While solar power works well in June, it’s not as effective in December. The low sun angles mean that the panels get less solar energy even on bright, sunny days. The days are also short. This is why Henderson wants to build a windmill. He has long noted the strong winds that rush down from the mountain ridge to his west and blow across the hill where his shop are located. He gets the best wind action from November through February, just when he’s getting the least power from his solar system. He said that he will be able to make wind-generated electricity 24 hours a day. On bright, sunny winter days, he will be able to make both solar and wind power.
Henderson is looking to build a 60-foot tower with blades spinning in a circle 12 feet in diameter. The tower would be a tapered metal monopole bolted to a concrete pad. The system will be set to shut itself off if wind velocity gets too high so it won’t damage itself. It could do this by either locking the blades, or changing their angle so that the wind would no longer spin them. Henderson is still in the planning stage, so he hasn’t decided which method he will use.
He believes this hybrid system will allow him to be a net power producer, rather than consumer. Henderson believes that alternative energy is a way that small businesses can make additional money by selling power.
Henderson points to Gainesville, Fla., as an example of something governments can do to encourage this. The city has a municipal power system and charges customers 13 cents per kilowatt-hour. It pays people, who feed power into the grid, 31 cents per kilowatt hour. The city benefits because it doesn’t have to provide more power capacity. Instead, the city is providing small businesses with an incentive to do it.
The good news for Henderson is that his shop is located in an area zoned Agricultural Village (AV). This means he can put up a tower with a windmill on it. The bad news for Henderson is that the tower can’t be more than 32-feet high and this is not tall enough.
This means he has to get a conditional use permit. He has to pay a $2,000 fee to do this and it’s always possible that the planing commission and the board of supervisors could deny it.
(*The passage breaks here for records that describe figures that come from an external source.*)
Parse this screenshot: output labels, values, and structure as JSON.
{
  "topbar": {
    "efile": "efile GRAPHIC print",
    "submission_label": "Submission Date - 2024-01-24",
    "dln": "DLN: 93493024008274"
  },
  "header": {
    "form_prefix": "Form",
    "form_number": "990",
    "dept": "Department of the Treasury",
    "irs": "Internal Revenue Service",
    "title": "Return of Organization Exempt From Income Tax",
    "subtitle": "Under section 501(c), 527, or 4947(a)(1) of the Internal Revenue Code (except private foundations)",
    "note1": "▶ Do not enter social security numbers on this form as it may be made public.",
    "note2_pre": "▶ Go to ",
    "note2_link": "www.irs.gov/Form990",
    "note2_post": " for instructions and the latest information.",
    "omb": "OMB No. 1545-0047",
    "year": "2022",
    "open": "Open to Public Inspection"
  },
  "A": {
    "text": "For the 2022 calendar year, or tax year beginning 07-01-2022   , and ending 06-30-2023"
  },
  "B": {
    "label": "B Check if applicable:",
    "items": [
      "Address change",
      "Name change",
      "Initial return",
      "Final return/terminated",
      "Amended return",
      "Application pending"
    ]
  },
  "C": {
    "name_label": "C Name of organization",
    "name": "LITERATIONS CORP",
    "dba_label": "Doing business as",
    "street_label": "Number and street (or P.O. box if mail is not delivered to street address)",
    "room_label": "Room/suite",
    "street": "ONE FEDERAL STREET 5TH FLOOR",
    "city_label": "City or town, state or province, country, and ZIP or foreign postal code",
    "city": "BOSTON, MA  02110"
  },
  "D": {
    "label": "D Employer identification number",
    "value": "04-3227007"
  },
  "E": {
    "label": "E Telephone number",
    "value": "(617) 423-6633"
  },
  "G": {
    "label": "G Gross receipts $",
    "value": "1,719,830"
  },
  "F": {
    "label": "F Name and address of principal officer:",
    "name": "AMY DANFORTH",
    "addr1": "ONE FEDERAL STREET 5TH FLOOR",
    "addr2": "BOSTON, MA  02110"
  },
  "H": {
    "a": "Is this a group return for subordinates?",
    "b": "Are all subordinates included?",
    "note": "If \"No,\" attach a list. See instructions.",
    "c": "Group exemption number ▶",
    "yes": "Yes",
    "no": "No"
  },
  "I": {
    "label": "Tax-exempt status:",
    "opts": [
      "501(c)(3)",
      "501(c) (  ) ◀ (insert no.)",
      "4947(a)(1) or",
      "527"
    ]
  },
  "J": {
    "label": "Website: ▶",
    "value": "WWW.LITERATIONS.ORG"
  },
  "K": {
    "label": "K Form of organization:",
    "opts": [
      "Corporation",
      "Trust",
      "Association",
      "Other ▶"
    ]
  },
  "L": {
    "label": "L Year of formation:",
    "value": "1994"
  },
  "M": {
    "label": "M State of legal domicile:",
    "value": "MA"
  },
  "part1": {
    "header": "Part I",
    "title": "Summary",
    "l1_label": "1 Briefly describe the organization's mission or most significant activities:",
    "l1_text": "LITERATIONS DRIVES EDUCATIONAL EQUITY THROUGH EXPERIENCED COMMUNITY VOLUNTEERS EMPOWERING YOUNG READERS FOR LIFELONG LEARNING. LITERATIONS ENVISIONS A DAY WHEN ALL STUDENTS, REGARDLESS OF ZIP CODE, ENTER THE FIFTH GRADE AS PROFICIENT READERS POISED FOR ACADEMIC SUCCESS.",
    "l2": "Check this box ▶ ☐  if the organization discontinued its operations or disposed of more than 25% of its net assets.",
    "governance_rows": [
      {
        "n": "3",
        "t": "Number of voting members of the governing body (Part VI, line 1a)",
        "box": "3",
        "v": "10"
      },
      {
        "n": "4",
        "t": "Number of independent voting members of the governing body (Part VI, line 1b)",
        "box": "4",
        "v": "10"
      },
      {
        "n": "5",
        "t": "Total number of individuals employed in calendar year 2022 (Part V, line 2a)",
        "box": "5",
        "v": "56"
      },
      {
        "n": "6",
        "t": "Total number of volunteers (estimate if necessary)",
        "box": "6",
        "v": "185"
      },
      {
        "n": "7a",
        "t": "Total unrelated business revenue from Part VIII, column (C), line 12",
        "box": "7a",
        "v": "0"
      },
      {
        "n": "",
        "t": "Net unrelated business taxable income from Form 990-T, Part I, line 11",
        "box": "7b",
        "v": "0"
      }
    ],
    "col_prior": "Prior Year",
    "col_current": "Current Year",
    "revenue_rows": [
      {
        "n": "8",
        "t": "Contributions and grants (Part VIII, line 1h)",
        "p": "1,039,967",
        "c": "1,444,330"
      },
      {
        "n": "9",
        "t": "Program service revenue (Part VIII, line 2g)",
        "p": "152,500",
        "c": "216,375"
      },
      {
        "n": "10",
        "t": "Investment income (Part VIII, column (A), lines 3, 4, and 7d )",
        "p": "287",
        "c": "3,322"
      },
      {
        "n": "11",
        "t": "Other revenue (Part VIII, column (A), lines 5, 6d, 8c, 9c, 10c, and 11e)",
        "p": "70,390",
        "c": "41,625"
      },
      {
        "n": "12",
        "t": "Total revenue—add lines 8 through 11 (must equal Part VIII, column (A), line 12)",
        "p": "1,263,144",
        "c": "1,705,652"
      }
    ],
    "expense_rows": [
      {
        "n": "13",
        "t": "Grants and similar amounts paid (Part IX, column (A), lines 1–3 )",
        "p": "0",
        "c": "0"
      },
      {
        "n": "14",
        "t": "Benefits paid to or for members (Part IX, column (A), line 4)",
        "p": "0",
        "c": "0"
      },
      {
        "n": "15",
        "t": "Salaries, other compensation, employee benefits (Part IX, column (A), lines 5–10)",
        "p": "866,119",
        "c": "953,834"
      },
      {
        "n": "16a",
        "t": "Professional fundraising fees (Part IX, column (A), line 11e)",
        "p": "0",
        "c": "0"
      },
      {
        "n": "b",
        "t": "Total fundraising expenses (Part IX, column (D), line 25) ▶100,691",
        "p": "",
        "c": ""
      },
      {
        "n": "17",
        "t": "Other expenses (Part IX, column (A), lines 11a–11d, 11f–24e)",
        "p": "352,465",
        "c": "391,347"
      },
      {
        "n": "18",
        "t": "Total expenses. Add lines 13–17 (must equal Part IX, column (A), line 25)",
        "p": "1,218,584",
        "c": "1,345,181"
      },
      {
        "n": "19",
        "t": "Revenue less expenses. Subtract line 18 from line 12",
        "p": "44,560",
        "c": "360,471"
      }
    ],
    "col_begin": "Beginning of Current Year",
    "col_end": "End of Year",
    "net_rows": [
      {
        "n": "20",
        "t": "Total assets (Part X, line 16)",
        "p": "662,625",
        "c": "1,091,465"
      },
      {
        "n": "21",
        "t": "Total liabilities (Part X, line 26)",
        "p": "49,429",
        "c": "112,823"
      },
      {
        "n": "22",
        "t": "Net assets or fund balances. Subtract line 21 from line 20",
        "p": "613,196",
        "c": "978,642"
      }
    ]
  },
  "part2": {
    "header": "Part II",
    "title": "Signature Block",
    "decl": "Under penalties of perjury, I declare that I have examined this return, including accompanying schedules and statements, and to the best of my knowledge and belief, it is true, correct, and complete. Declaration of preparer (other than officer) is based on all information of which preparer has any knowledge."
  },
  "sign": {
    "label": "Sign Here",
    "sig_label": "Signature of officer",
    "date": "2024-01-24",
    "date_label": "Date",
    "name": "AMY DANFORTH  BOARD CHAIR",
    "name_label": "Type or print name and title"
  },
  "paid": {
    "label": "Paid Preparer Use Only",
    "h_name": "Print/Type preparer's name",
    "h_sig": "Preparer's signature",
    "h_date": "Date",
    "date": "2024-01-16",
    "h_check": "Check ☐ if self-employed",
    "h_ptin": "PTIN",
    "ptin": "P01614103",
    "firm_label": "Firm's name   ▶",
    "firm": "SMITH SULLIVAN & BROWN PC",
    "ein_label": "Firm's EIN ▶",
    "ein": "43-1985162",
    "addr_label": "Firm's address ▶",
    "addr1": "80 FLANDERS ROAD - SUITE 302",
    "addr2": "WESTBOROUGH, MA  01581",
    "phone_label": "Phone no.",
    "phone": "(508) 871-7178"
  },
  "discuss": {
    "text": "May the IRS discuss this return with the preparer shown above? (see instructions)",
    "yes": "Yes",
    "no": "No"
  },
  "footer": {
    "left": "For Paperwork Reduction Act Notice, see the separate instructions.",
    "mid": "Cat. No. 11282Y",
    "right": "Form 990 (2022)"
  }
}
He has to go through all of this before he can apply for a building permit.
Henderson said he has already talked to officials from the county and the city asking them to adopt alternate energy policies that will help people go forward.
“We need a wind tower ordinance,” he said.
Such an ordinance would make a tower like Henderson plans a use by right in appropriate areas This eliminates the added expense and uncertainty of the special use permit process and allow people to directly apply for a building permit.
“They don’t have to reinvent the wheel,” Henderson said, stating that some other counties already have such ordinances in place. These could be used as a basis.
Even with such an ordinance in place, there will still be a learning curve for local officials.
“I was the first one in Bedford County to do solar, so they didn’t know what to do with me,” Henderson said.
Henderson got his building permit but the county’s building inspectors then had to learn what to inspect for. Henderson was their guinea pig.
The ordinance Henderson is looking for is in the works for Bedford County. According to Mary Zirkle, the county’s chief of planning, the planning commission will include windmill language in the new county zoning ordinance that is being developed.
Once he gets his windmill, Henderson plans to build on his work as a local alternative energy pioneer. He owns Hurricane Hill, an event facility adjacent to his workshop and he hopes to host events that will let people see two real-world systems in operation. Henderson would put together a “how to” book that would tell people how to get the permits for an alternate energy system and who can install it. This would be presented as part of a Saturday morning seminar.
“I think every American should do what they can to reduce our dependance on imported oil,” he said.
Along with being concerned about our dependence on oil imported, Henderson is also worried about CO2 emissions.
“We’ve yucked up the air pretty bad,” said Henderson, who believes man-made global warming is real.